選自馬原文學講演錄《閱讀大師:小說密碼》,花城出版社,2013。

八十年代,開始有很多國外現代詩被翻譯介紹到中國來,記得當時讀到史蒂文森有一首詩叫《觀察烏鶇的十三種方式》,我們都覺得挺好,至少這首詩的名字起得特別好。烏鶇是一種鳥。後來我自己寫小說也有些傾向於以數字命名,比如《拉薩生活的三種時間》《疊紙鷂的三種方法》,我挺喜歡“三”。今天我用到的是“十三”。

圖|Yehteh

今天的主題是結局,結束;俗話叫收口,“編筐編簍,都在收口”。今天我的命題是“結局的十三種方式”。當然肯定不止十三種了,但是為了湊十三這個數,找到第十三種方式時我就罷手了,沒再繼續找下去。無論你講什麽故事,你都得有結尾,說起來,結尾應該有無數種方式。這裡將一些特別經典的方式歸納總結了一下。

一 死

海明威曾經說過一句話:一個故事講到一定程度的時候,你會發現只有死亡是最好的結尾。事實上在虛構寫作中,死亡確實是一個非常便當的經常被使用的結尾方式;死尤其能體現傳統的悲劇美學的原則。我不是很清楚地知道悲劇應該怎樣定義,尼采寫過《悲劇的誕生》,說老實話我沒讀過,不知道尼采到底說什麽。我一直覺得魯迅的那個定義很有意思,他說悲劇將人生有價值的部分毀滅給人看。

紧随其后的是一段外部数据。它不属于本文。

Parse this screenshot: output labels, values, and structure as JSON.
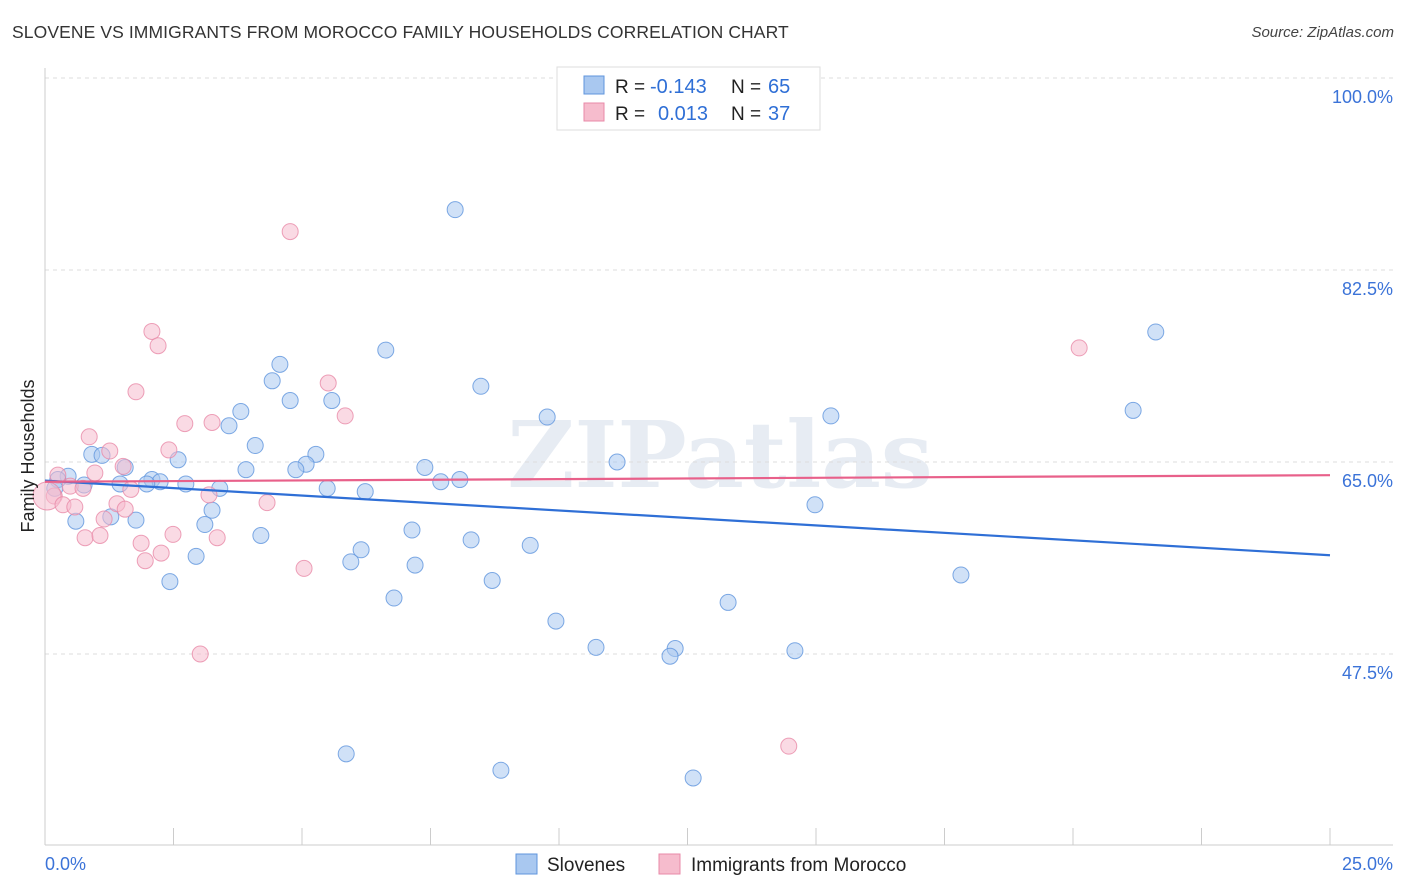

對悲劇這樣的定義,我想它和我們用死亡去結束一次敘述的行為可能相當恰切。這種例子不勝枚舉,非常之多。

我在前面講到雨果的《九三年》,小說的一號主人公戈萬最後被處決。戈萬被他的養父、同時是他的精神導師和革命軍的同志,被這樣一個關係特殊的人西穆爾登處決,因為他違反了至高無上的革命原則,他放走了革命的敵人朗德納克。在戈萬莊嚴的死亡結尾之後,還有一個連鎖死亡,就是西穆爾登自殺。他親自下令處死戈萬,這對他是致命的打擊,因為戈萬是他全部的希望。戈萬是他的學生,同時也無異於是他的孩子,是他眼中的光明。他處死戈萬,等於先把自己處死,所以他最終選擇自殺的結局。看《九三年》的時候,我們覺到的那種震憾力,大概真的只有借助主人公被處死才是最有震憾力的方式。

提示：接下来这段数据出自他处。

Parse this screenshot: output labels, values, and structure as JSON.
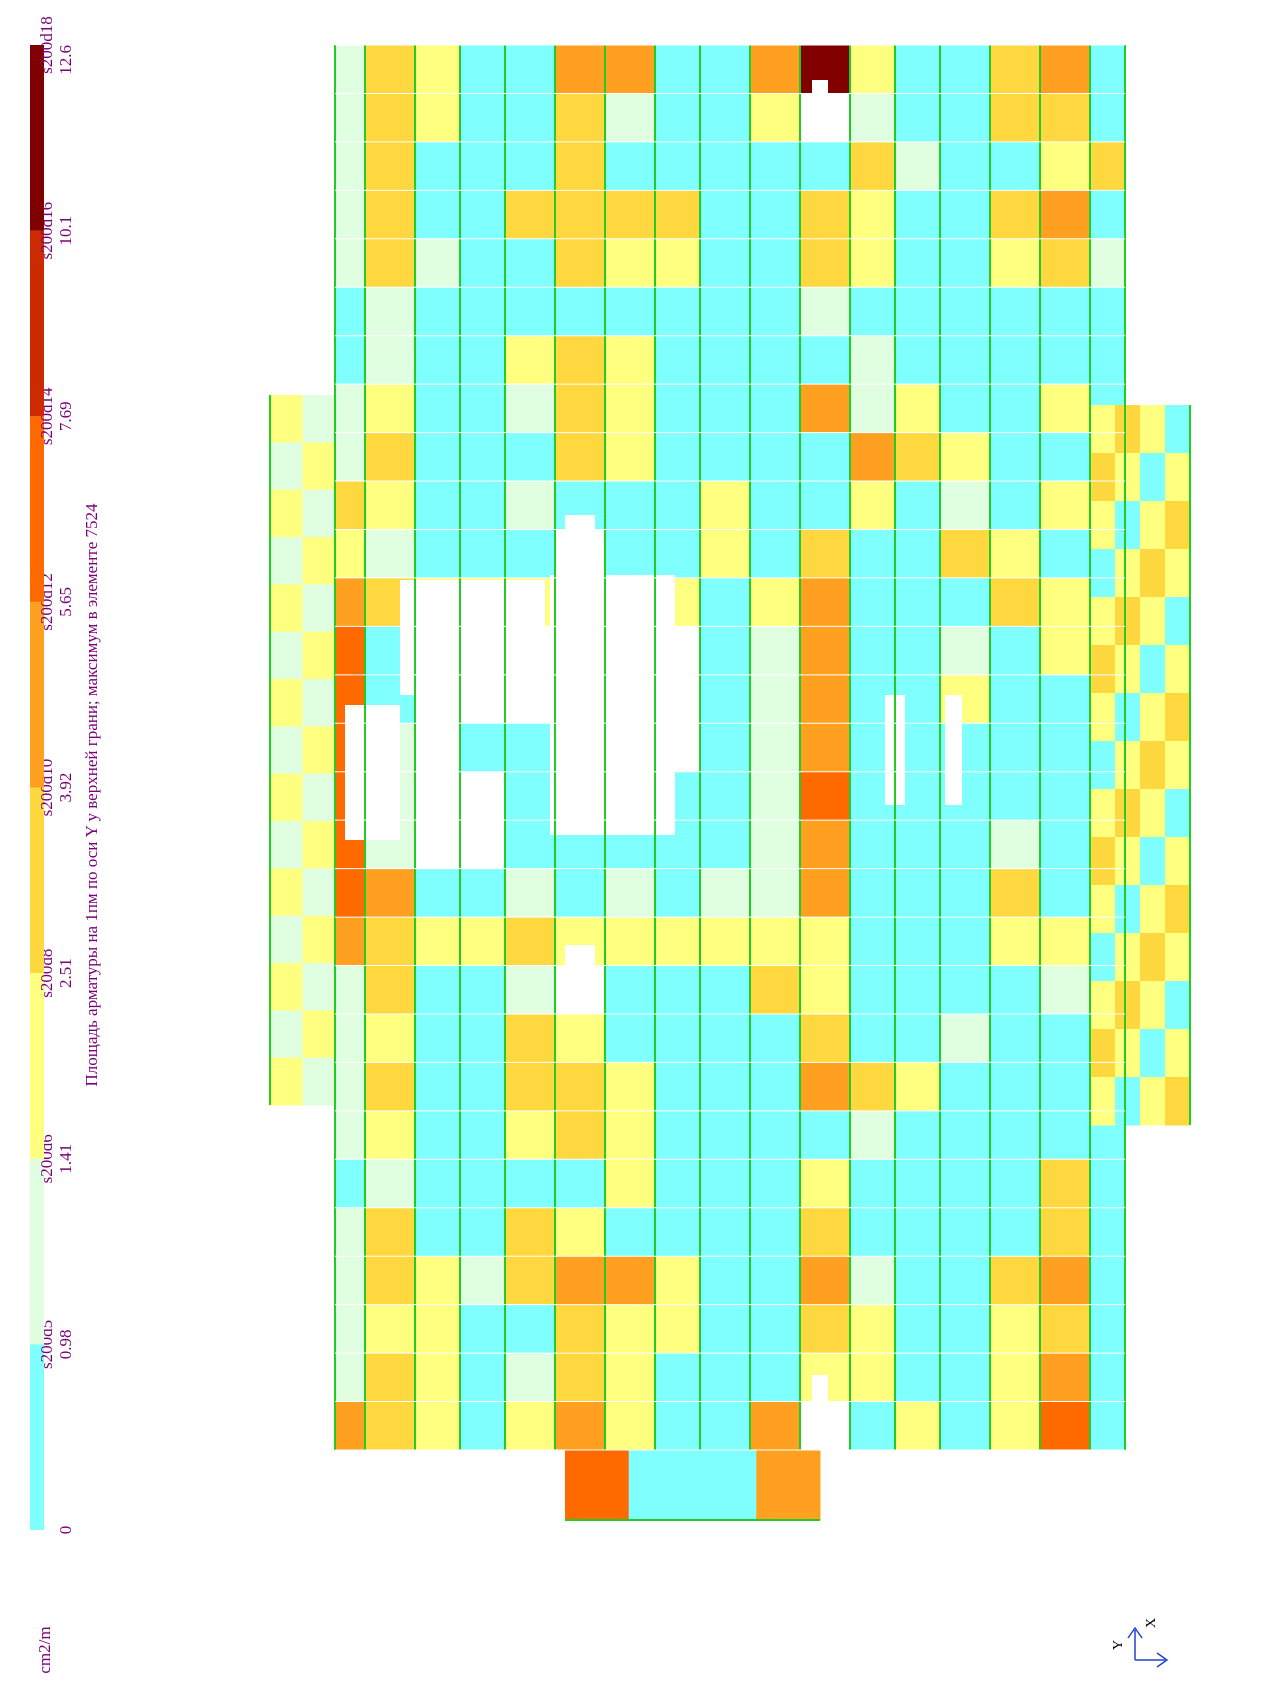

今天舉例,盡量舉一些我自己的小說。我發現我總結的這些結束方式在我的小說裡差不多都可以找到對應。我寫了那麽多年小說,那麽我會在閱讀中或多或少地尋找相同或是相似的感受。我寫過一個發生在唐山地震中的故事。唐山地震是人類歷史上一次非常可怕的大災難。據講述唐山地震的報告文學稱:這次災難中死二十多萬,死傷總共有近百萬。在此之前,有記載的死傷人數最多的地震是東京大地震,當時記錄的震級超過唐山地震,但是我們沒在東京地震中看到像唐山地震這樣慘重的傷亡,我記得東京地震死傷總計三十萬。

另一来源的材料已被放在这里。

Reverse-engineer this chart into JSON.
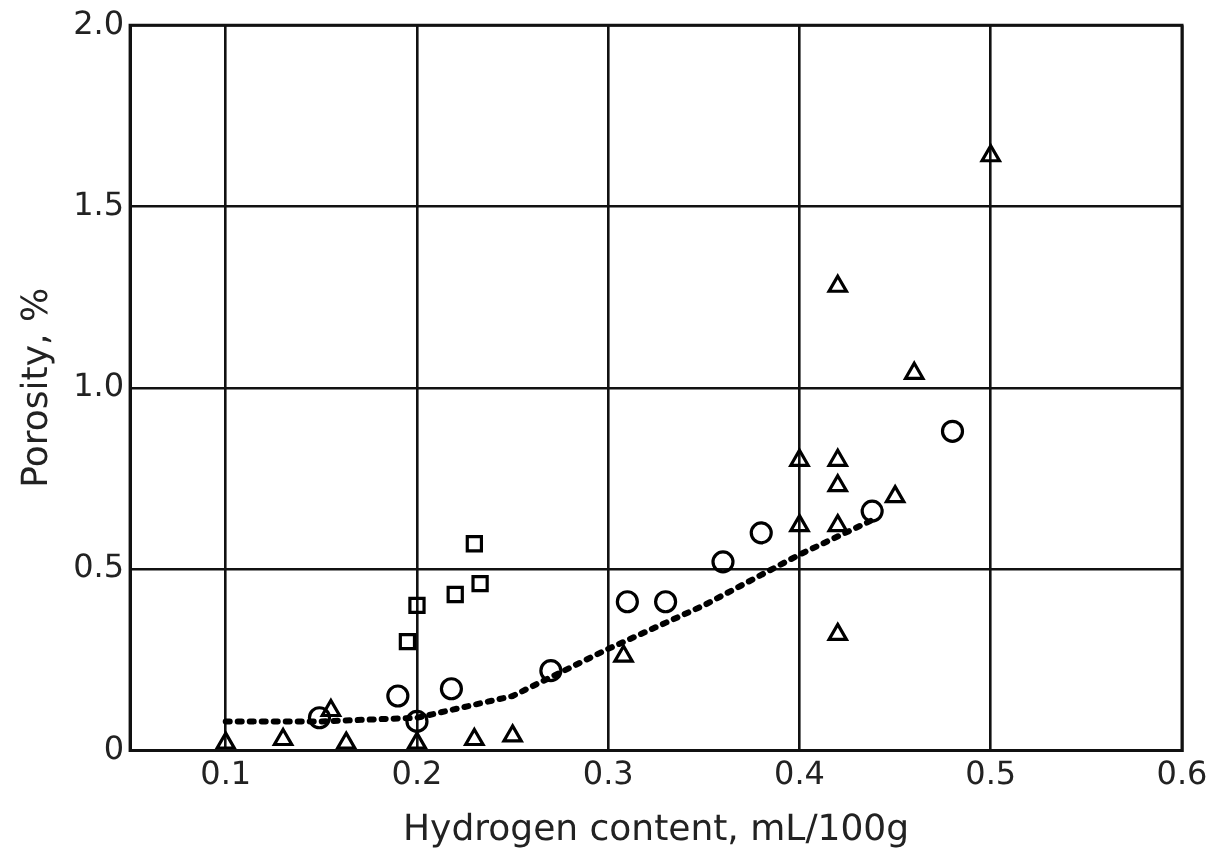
{
  "chart_data": {
    "type": "scatter",
    "xlabel": "Hydrogen content, mL/100g",
    "ylabel": "Porosity, %",
    "xlim": [
      0.05,
      0.6
    ],
    "xticks": [
      0.1,
      0.2,
      0.3,
      0.4,
      0.5,
      0.6
    ],
    "ylim": [
      0,
      2
    ],
    "yticks": [
      0,
      0.5,
      {
        "value": 1,
        "label": "1.0"
      },
      1.5,
      {
        "value": 2,
        "label": "2.0"
      }
    ],
    "grid": true,
    "legend": false,
    "series": [
      {
        "color": "#000000",
        "marker": "triangle",
        "x": [
          0.1,
          0.13,
          0.155,
          0.163,
          0.2,
          0.23,
          0.25,
          0.308,
          0.4,
          0.4,
          0.42,
          0.42,
          0.42,
          0.42,
          0.42,
          0.45,
          0.46,
          0.5
        ],
        "values": [
          0.02,
          0.03,
          0.11,
          0.02,
          0.02,
          0.03,
          0.04,
          0.26,
          0.8,
          0.62,
          0.8,
          0.73,
          0.62,
          0.32,
          1.28,
          0.7,
          1.04,
          1.64
        ]
      },
      {
        "color": "#000000",
        "marker": "square",
        "x": [
          0.195,
          0.2,
          0.22,
          0.233,
          0.23
        ],
        "values": [
          0.3,
          0.4,
          0.43,
          0.46,
          0.57
        ]
      },
      {
        "color": "#000000",
        "marker": "circle",
        "x": [
          0.149,
          0.19,
          0.2,
          0.218,
          0.27,
          0.31,
          0.33,
          0.36,
          0.38,
          0.438,
          0.48
        ],
        "values": [
          0.09,
          0.15,
          0.08,
          0.17,
          0.22,
          0.41,
          0.41,
          0.52,
          0.6,
          0.66,
          0.88
        ]
      },
      {
        "type": "line",
        "color": "#000000",
        "line_style": "dotted",
        "marker": "none",
        "x": [
          0.1,
          0.15,
          0.2,
          0.25,
          0.3,
          0.35,
          0.4,
          0.44
        ],
        "values": [
          0.08,
          0.08,
          0.09,
          0.15,
          0.28,
          0.4,
          0.54,
          0.64
        ]
      }
    ]
  }
}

小說《白卵石海灘》講一個青年工人在大地震發生三天之後的唐山參加救援工作,把一個女孩從坍塌的樓房廢墟中救出來。這個女孩在另一個男孩懷抱裡。他們兩個在樓梯的背面,地震發生的時候,兩個人肯定是在幽會吧。當青工發現他們的時候,男孩摟著女孩的肩膀,男孩已經死了;女孩等於是在男孩死亡的懷抱裡呆了三天。樓梯被震壞,掉下的一塊預製板正好砸在男孩身上,男孩當場死了。而且三天后肯定發臭了。女孩在男孩懷抱裡沒受傷,但是樓梯坍塌後她不能動,她就這樣在男孩愛的懷抱裡,同時也是死亡的懷抱裡呆了三天三夜。當青工發現她,把她救出來的時候,女孩已經奄奄一息。

青工知道這時候女孩最需要的一定是水,首先是喝的水。三天沒喝水,女孩一定快不行了,而且他還覺得女孩急需用水來洗一洗,因為她在死亡的懷抱裡呆了這麽久,身上臭不可聞,還有病菌滋生。唐山地震是在盛夏,在七月份,是一個非常嚴重的酷暑。女孩幾乎已經不能動,青工把她抱到一個四周圍牆已經塌倒的游泳邊上。這個游泳池當時在震區裡應該是非常重要的一個水源,震區裡水源太寶貴了。青工知道所有的水源應該都歸軍管,他放下女孩去找管這個池子的人。結果當他往一個方向的時候,他突然聽到身後傳來一聲槍響,他趕緊往回跑,然後他看見一個戰士正從游泳池裡提起他剛才救出來的那個女孩,女孩已經被打死了。女孩被抱到游泳池邊上,她看到池裡的水,被抱著的時候她不能動。但是青工放下她走開之後,她稍微能有些動彈,就一下子撲到水裡,這肯定非常嚴重地汙染了水源,而且她擅自進入軍事管制區。她一下子跌進游泳池的時候,被看守的戰士當場擊斃,然後馬上被撈上來。當時主人公的心裡特別難受,他本來剛救了一個生命,但同時他也知道這個生命違反了震區的法則。雖然她自己剛剛獲救,但是由於她的舉動而汙染了一整池子的水,而這一整池子的水不知道可以救多少性命,所以她在違反震區軍事管制規則的時候被擊斃了。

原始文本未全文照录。